"Oh, I don't know that that is his real name," was the quick reply; "I only call him that because he looks so much like a feller with that name that I knew at home. He don't seem to mind because I call him Stubbs."

Ben looked at Toby earnestly for a moment, acting all the time as if he wanted to laugh again, but didn't dare to for fear he might burst a blood-vessel, and then he said, as he patted him on the shoulder, "Well, you are the queerest little fish that I ever saw in all my travels. You seem to think that that monkey knows all you say to him."

"I'm sure he does," said Toby, positively. "He don't say anything right out to me, but he knows everything I tell him. Do you suppose he could talk if he tried to?"

"Look here, Mr. Toby Tyler," and Ben turned half around in his seat, and looked Toby full in the face, as to give more emphasis to his words, "are you heathen enough to think that that monkey could talk if he wanted to?"

"I know I hain't a heathen," said Toby, thoughtfully, "for if I had been, some of the missionaries would have found me out a good while ago; but I never saw anybody like this old Mr. Stubbs before, an' I thought he could talk if he wanted to, just as the Living Skeleton does, or his wife. Anyhow, Mr.

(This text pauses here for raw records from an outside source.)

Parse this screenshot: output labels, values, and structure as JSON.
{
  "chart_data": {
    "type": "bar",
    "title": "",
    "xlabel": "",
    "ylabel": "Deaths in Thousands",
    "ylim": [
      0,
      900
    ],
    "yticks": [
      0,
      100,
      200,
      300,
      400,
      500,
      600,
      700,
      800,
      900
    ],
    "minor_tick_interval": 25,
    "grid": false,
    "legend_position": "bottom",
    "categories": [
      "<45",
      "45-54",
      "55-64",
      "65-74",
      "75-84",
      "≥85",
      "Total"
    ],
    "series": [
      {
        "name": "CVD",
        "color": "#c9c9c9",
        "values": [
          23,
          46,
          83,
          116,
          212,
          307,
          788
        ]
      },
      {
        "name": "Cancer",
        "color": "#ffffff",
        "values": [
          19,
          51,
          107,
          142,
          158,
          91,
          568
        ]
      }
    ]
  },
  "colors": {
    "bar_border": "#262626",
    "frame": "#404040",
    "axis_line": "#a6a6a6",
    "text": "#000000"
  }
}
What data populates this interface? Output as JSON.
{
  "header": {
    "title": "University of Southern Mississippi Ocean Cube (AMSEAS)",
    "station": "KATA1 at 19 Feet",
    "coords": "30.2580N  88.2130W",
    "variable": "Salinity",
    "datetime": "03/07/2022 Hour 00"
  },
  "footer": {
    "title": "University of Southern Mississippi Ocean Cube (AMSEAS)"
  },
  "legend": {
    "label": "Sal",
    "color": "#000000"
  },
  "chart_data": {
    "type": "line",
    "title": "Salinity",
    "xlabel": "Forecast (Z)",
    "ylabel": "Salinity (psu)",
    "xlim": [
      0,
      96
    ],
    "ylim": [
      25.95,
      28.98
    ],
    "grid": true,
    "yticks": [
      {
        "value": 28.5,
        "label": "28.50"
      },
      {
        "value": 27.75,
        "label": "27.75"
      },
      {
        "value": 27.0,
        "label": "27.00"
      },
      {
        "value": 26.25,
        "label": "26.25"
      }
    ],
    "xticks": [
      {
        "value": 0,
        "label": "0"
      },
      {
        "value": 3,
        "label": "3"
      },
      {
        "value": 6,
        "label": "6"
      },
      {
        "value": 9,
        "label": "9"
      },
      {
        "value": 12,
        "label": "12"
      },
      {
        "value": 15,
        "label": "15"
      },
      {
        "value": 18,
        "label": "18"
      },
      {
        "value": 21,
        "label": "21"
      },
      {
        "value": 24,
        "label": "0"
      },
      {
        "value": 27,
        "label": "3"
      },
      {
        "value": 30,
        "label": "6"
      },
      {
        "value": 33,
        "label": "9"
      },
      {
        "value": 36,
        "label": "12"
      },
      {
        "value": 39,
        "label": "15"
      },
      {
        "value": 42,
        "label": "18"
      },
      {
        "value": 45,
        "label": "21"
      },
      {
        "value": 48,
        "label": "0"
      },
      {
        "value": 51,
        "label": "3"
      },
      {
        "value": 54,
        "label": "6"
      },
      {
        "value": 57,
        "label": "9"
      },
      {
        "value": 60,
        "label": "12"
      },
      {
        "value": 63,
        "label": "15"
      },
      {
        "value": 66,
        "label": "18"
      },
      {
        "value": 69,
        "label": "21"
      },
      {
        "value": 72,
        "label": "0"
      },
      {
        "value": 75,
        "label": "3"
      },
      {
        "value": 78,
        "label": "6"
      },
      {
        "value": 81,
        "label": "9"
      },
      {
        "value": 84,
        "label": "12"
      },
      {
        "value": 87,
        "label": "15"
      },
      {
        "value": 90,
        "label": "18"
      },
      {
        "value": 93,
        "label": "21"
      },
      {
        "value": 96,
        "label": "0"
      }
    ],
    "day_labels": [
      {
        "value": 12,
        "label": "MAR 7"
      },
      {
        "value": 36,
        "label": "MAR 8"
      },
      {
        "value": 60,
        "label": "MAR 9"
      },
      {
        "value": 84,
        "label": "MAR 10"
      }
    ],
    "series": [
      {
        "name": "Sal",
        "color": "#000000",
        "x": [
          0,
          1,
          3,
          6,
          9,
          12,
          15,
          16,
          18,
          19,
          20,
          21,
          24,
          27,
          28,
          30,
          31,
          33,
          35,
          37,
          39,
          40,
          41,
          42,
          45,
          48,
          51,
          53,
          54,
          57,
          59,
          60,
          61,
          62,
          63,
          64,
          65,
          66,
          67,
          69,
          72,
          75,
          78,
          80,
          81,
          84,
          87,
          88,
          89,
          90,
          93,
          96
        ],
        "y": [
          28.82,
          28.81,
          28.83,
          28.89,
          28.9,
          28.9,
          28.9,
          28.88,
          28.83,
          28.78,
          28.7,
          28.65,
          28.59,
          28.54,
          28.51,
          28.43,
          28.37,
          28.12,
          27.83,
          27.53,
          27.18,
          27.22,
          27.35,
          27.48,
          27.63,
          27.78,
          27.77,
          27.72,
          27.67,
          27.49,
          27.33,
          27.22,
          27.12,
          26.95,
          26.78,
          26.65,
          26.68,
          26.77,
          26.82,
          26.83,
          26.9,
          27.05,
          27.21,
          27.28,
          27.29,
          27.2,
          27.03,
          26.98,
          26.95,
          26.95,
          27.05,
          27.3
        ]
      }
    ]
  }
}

Stubbs winks at me; an' how could he do that if he didn't know what I've been sayin' to him?"

"Look here, my son," said Ben, in a most fatherly fashion, "monkeys hain't anything but beasts, an' they don't know how to talk any more than they know what you say to 'em."

"Didn't you ever hear any of them speak a word?"

"Never. I've been in a circus, man an' boy, nigh on to forty years, an' I never seen nothin' in a monkey more'n any other beast, except their awful mischiefness."

"Well," said Toby, still unconvinced, "I believe Mr. Stubbs knew what I said to him, anyway."

"Now don't be foolish, Toby," pleaded Ben. "You can't show me one thing that a monkey ever did because you told him to."